Однако я уже слишком много написал рассуждений. Дорогой друг, еще одна просьба. Если старый Бернацкий (Алоизий.) еще жив, пойди к нему и скажи ему, что я очень часто думаю о нем, а также о его друге Тони на улице Нового Люксембурга. Мне приходится еще просить трощения у моего старого друга за то, что я так неразумно вовлек его внука в необдуманный поступок. Я надеюсь, он стростит мне это, ибо он достаточно знает меня, чтобы быть уверенным, что я совершил этот необдуманный шаг в тогдашней всеобщей лихорадочной атмосфере и из чистейших побуждений. Вряд ли я когда-либо его еще увижу, и для меня была бы невыносимою мысль, что он умрет с этим упреком против меня. Скажи ему, что я очень его уважаю и люблю и прошу его поклониться от меня его другу. Прошу тебя, сделай это.
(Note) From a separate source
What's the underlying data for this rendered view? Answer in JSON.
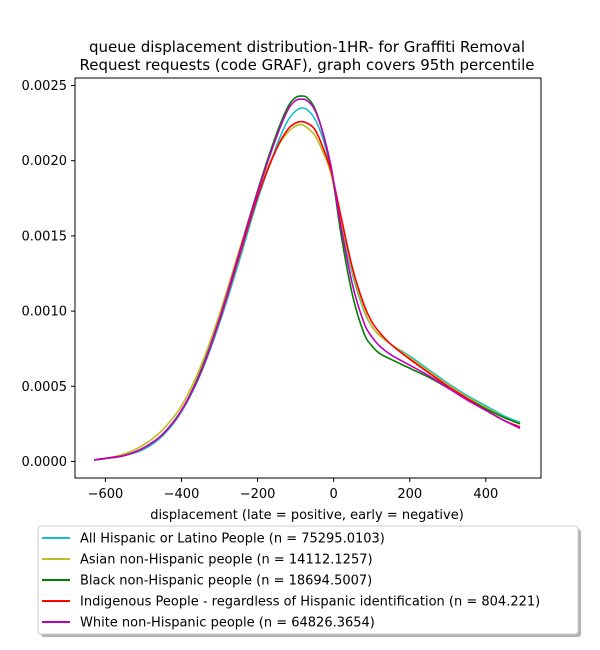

   А теперь, мой друг, прощай. Моя судьба скоро решится. Ни в коем случае я не жду для себя ничего хорошего 2. Что касается тебя и твоих сердечных дел, то я повторяю тебе слова, которые так часто говорил тебе: кто любит я любим, для того нет ничего невозможного.
   Твой
   М. Бакунин. 11 мая 1851 года (Надо читать: 1850.). (Итак уже год тюрьмы). Кенигштейн.
   No 544. - Это письмо Бакунина (также из числа помещенных Неттлау в его литографированной биографии) является ответом на письмо Рейхеля от 19 апреля 1850г., большие отрывки из которого напечатаны у Пфицнера на стр. 228-229 его книги (по-русски письмо напечатано в "Материалах для биографии", т. II, стр. 390-393). В этом письме Рейхель наряду с обычными выражениями симпатии и надежды передавал Бакунину некоторые новости об общих знакомых, например Прудоне, Герцене, Эмме Гервег и пр., а также высказывал сожаление по поводу мистицизма, в который впала Иоганна Пескантини и о котором он узнал из письма Бакунина от 7 апреля 1850 года.
   В книге Пфицнера напечатаны выдержки еще из двух писем Рейхеля к Бакунину; одно из них относится вероятно к концу (а не к середине, как думает Пфицнер, стр. 230) мая 1850 г. (по-русски письмо напечатано в "Материалах для биографии", т. II, стр. 400-402) и является ответом на письмо Бакунина от 11 мая, а другое, стр. 230-231 (по- русски оно напечатано в "Материалах для биографии", т. II, стр. 368-369), относится: по-видимому к началу июня того же года. В первом Рейхель впервые называет Марию Эрн своею невестою и таким образом выдает свой секрет, а во втором он говорит о вновь распространившемся слухе относительно близкой казни Бакунина " с ужасом отвергает эту мысль, стараясь поддержать бодрость духа в узнике и уверяя его, что он нe умрет, а будет жить. На это письмо Бакунин уже не мог ответить, так как был вскоре увезен в Австрию, где ему переписываться уже не позволялось.
   1 Матильда Рейхель-Линденберг, желая добиться свидания с Бакуниным, приезжала в начале мая 1850 года в Дрезден для хлопот по этому поводу. Но свидание ей разрешено не было. У Пфицнера (стр. 229-230) напечатаны выдержки из дрезденского письма ее к Бакунину от 8 мая 1850 г., невидимому последнего. Письмо не представляет особенного интереса; в нем снова повторяются мистические фразы и говорится об Иоганне Пескантини, старую симпатию к которой Матильда старается пробудить в душе Бакунина (по русски письмо напечатано в "Материалах для биографии", т. II, стр. 396-398)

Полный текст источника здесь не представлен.